David Schwartz, Ripple’s Chief Technology Officer, recently took to Twitter to share his thoughts on investing in $XRP within an Automated Market Maker (AMM), while responding to an inquiry about the portion of his XRP holdings he would allocate to an AMM post-launch.
An Automated Market Maker, it’s worth noting, is a type of decentralized exchange that allows users to buy and sell cryptocurrencies without the need for third-party intermediaries. These use liquidity pools instead of traditional order books to facilitate trading. These pools are made up of tokens supplied by liquidity providers, who in turn earn a portion of the trading fees.
In response, Schwartz estimated he would commit a third to a quarter of his XRP to the platform. The CTO of Ripple then offered three reasons why XRP investors might want to exercise caution when considering placing their tokens in an AMM.
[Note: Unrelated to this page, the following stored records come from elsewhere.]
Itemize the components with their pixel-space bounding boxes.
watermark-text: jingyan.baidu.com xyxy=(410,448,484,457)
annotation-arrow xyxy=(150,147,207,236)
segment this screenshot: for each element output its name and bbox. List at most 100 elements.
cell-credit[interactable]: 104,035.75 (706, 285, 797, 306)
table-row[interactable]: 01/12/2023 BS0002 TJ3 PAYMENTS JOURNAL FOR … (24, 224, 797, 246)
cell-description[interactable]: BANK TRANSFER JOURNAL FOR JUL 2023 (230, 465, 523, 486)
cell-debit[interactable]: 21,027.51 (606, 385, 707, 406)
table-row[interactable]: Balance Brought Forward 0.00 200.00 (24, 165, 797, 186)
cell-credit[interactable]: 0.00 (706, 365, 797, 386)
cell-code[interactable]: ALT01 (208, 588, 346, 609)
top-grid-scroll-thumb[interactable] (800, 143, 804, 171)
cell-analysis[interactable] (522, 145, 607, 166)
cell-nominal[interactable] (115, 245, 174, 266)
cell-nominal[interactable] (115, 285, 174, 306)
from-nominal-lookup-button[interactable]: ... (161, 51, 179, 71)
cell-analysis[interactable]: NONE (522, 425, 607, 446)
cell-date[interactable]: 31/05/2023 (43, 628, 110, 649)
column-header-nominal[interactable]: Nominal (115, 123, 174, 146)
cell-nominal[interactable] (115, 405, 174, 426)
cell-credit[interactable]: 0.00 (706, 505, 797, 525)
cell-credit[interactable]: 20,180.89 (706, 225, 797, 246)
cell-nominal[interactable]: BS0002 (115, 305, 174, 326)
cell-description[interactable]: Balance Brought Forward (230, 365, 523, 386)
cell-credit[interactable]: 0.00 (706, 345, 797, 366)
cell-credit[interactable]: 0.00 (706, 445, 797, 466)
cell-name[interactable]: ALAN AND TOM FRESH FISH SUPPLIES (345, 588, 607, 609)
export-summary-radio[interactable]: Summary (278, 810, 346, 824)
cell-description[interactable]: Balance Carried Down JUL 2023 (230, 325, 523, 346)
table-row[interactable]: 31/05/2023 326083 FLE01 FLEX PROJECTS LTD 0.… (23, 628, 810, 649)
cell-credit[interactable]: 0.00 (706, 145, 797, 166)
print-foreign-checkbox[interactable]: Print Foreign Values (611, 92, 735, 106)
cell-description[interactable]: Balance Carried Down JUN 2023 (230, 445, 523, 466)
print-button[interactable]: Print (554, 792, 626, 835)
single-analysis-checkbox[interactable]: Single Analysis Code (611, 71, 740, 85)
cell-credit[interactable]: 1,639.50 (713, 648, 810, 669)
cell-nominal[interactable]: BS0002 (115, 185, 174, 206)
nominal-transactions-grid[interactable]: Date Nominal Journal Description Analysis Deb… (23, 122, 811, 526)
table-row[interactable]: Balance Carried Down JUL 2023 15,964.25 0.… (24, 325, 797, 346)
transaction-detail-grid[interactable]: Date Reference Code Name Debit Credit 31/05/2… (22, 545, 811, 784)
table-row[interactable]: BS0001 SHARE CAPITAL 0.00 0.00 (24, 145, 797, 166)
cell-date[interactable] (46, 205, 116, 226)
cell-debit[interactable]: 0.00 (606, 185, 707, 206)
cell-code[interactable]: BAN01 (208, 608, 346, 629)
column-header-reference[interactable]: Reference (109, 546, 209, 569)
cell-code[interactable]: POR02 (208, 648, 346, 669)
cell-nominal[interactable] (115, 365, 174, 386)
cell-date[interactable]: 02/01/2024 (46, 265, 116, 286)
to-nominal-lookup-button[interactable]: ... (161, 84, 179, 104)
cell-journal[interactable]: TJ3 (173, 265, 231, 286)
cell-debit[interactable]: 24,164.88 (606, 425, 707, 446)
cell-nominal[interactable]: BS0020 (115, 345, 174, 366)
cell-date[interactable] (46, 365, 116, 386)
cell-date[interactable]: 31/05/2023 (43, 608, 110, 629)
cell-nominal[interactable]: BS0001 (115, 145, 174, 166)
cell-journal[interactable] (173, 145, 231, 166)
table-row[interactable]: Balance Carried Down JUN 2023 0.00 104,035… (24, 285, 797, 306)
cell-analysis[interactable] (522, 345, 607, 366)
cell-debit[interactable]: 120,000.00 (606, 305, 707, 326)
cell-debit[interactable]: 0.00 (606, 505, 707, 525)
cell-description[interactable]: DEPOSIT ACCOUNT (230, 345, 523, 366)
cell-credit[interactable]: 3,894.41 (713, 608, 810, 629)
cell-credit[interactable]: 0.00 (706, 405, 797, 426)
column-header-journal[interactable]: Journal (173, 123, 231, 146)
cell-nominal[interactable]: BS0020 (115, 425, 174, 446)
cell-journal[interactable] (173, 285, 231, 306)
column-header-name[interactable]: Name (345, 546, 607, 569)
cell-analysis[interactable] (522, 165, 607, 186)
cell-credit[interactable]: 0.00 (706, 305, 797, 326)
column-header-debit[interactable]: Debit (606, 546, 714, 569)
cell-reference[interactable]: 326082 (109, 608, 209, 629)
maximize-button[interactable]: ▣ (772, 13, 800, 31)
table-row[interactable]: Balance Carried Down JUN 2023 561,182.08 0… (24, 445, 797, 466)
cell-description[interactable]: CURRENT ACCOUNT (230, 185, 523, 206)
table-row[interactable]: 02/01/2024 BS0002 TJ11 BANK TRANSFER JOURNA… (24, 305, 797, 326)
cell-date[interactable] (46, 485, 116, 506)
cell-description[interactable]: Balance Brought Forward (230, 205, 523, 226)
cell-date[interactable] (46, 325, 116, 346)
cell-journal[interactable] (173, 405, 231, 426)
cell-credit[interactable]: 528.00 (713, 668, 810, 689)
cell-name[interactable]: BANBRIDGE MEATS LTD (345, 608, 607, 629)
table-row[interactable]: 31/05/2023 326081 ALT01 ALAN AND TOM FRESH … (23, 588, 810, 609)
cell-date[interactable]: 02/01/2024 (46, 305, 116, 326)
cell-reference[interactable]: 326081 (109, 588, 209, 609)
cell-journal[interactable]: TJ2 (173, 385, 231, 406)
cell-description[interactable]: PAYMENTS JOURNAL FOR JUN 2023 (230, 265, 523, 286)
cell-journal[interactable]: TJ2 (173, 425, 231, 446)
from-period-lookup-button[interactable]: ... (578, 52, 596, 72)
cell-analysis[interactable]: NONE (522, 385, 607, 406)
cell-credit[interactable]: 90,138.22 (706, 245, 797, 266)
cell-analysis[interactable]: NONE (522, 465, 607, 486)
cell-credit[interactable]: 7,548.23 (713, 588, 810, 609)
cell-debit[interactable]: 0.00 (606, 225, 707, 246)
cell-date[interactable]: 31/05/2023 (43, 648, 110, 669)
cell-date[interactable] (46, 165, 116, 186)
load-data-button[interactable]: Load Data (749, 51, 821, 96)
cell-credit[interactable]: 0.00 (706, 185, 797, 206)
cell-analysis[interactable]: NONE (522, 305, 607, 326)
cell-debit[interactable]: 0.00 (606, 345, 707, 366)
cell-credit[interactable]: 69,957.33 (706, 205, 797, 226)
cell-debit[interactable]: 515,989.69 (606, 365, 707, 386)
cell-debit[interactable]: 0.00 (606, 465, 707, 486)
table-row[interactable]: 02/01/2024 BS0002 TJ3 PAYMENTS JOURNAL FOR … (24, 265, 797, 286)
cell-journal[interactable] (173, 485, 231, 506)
Schwartz’s first concern is the exposure to other digital assets within the AMM. He said that AMMs offer liquidity for various assets, so the price of one asset can affect the value of all the other assets in the pool, XRP included.
This could pose a risk for long-term XRP investors who might not want to be subject to the price volatility of other assets. The second risk Schwartz outlined is the potential for implementation bugs. He noted that as AMMs rely on complex smart contracts, there is always a chance of bugs or vulnerabilities in the code, which could result in the loss of investor funds.
While acknowledging the utility of AMMs for trading tokens, Schwartz stressed the importance of investors thoroughly researching and understanding the potential risks before choosing to hold XRP within an AMM.
Finally, Schwartz identified limited potential for significant gains as a third risk of holding XRP in the AMM. He reasoned that although AMMs can supply liquidity for XRP and other tokens, they may not consistently lead to substantial price gains for XRP.